I Dated On “Love Is Quarantine.” I Didn’t Find Love. I Found Something Else.

The new Instagram dating project is based on Netflix’s hugely popular “Love Is Blind.”

Love Is Quarantine
Love Is Quarantine

It’s not that I missed online dating: the painfully unfunny first messages, lukewarm introductory hugs, and the looming fear of “orbiting.” But I had already begun to grow tired from the 10-foot walks from my bedroom to the kitchen to do I-don’t-know-what. Between panic-scrolls, I welcomed the potential for something beautiful to blossom, no matter how unrealistic.

I signed myself up for “Love is Quarantine” season 2 — a novel Instagram project during the era of socially distanced dating.

“Love is Quarantine” borrows its premise from Netflix’s hugely popular reality show “Love is Blind,” in which contestants meet each other through isolated, windowless pods without seeing one another. On the show, they chat for approximately 10 days and then decide whether one of their fellow contestants has marriage potential.

“Love is Quarantine” replicates the experience of forging faceless connections, minus all of the proposals. 

In “Love is Quarantine,” contestants talk on the phone with five “matches” from across the U.S. Afterwards, they then send in reaction videos (the “confessionals”) to the project’s co-founders, Rance Nix and Thi Q. Lam, who post them on the public Instagram. 

"Love Is Quarantine" co-founders Thi Q. Lam, who runs his own content studio, and Rance Nix, who is an actor. | Courtesy of Lam and Nix

When “Love is Quarantine” started, over 1,000 contestant hopefuls, myself included, signed up on a Google Sheet with our name, age, location, and sexual preference (the Google Sheet is now defunct). Nix and Lam say the process got “messy” and are now asking contestant hopefuls to tag the Love is Quarantine account in stories and DM them to have a chance to be featured.

Soon after I signed up on the sheet, I got a call from Nix. He told me I’d been selected as a contestant. I immediately got ready as if I was going to leave my Brooklyn apartment for an IRL date. I shaved, applied deodorant, changed my sweater, and moisturized.
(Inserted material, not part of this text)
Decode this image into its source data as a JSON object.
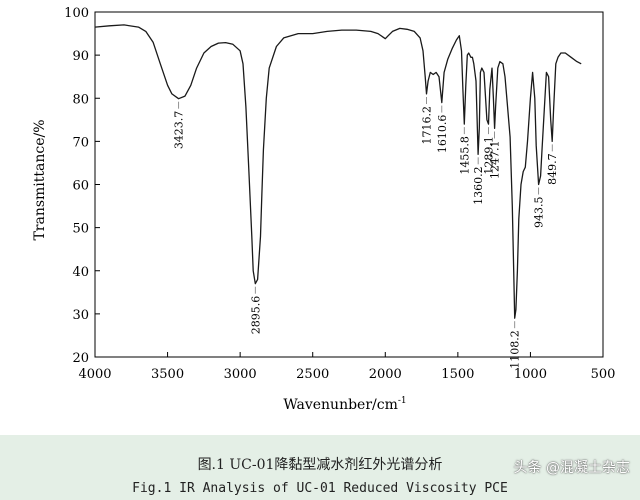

Then, I plopped myself on a chair in my kitchen and began nursing a bottle of wine, and thought, “ugh, am I a Jessica?” 

The dates with Garret, Kyler, Jack, John, and Daniel began at around 8 p.m ET. The conversations lasted anywhere from 10 to 40 minutes.  I talked to one of them about his preference for Vietnamese food, and another turned me on to a starter pack of country music playlists. I told one of the guys that I would send him my first TikTok once I’d filmed it. While three were based in New York, two lived on the west coast — but the distance felt just the same. 

Don’t worry, I’m not here to convince you that you can meet a lover while you’re social distancing. I certainly didn’t. But the experience gave me a brief moment of levity during an anxious time, and it showed me that our need for community actually grows stronger when we’re forced to distance ourselves. After all, it feels unnatural to abandon the joys of community, friends, and family for the malaise of solitude. 

In Albert Camus’ “The Plague,” the characters of Oran, Algeria, who are quarantined because of a deadly outbreak of bubonic plague, begin feeling a collective pain.

Camus wrote: "A feeling normally as individual as the ache of separation from those one loves suddenly became a feeling in which all shared alike and—together with fear—the greatest affliction of the long period of exile that lay ahead."

Unlike the people of Oran, we have technology that allows us to stay connected with other people. By participating in “Love is Quarantine,” I didn’t feel like I was going on online dates. Instead, I felt like I could share my fears and anxieties about the ongoing pandemic with people who were open to listening. Even when we weren’t talking directly about the coronavirus, I felt supported and comforted knowing that the other people at the end of the line are in a similar position to me, just doing the best they can. During a time of crisis, connecting with other people was an antidote: faceless people uniting in the sameness of our experience.

We’ve seen how people around the world have come together to share and express themselves in their struggle with the coronavirus.

Videos posted to social media in late January 2020 showed residents of Wuhan, China at their apartment windows, yelling to each other, “Wuhan jiayou,” which roughly translates to “keep going, Wuhan” or “hang in there, Wuhan.” In Italy, residents are singing anthems from their balconies — a new kind of flashmob. In Spain, a workout instructor held a class on a roof for nearby residents.

The scenes are haunting because they show how societies have been upended to control the spread of the coronavirus. At the same time, the displays of a collective empathy show communities finding a way to gather with and hear each other, even in harrowing times.

As I sat in my kitchen talking to Garret, Kyler, Jack, John, and Daniel, I became less concerned with the expressed goal of ‘Love is Quarantine.’ I instead found solace in the fact that we were all somewhere in a room, our lives fundamentally altered.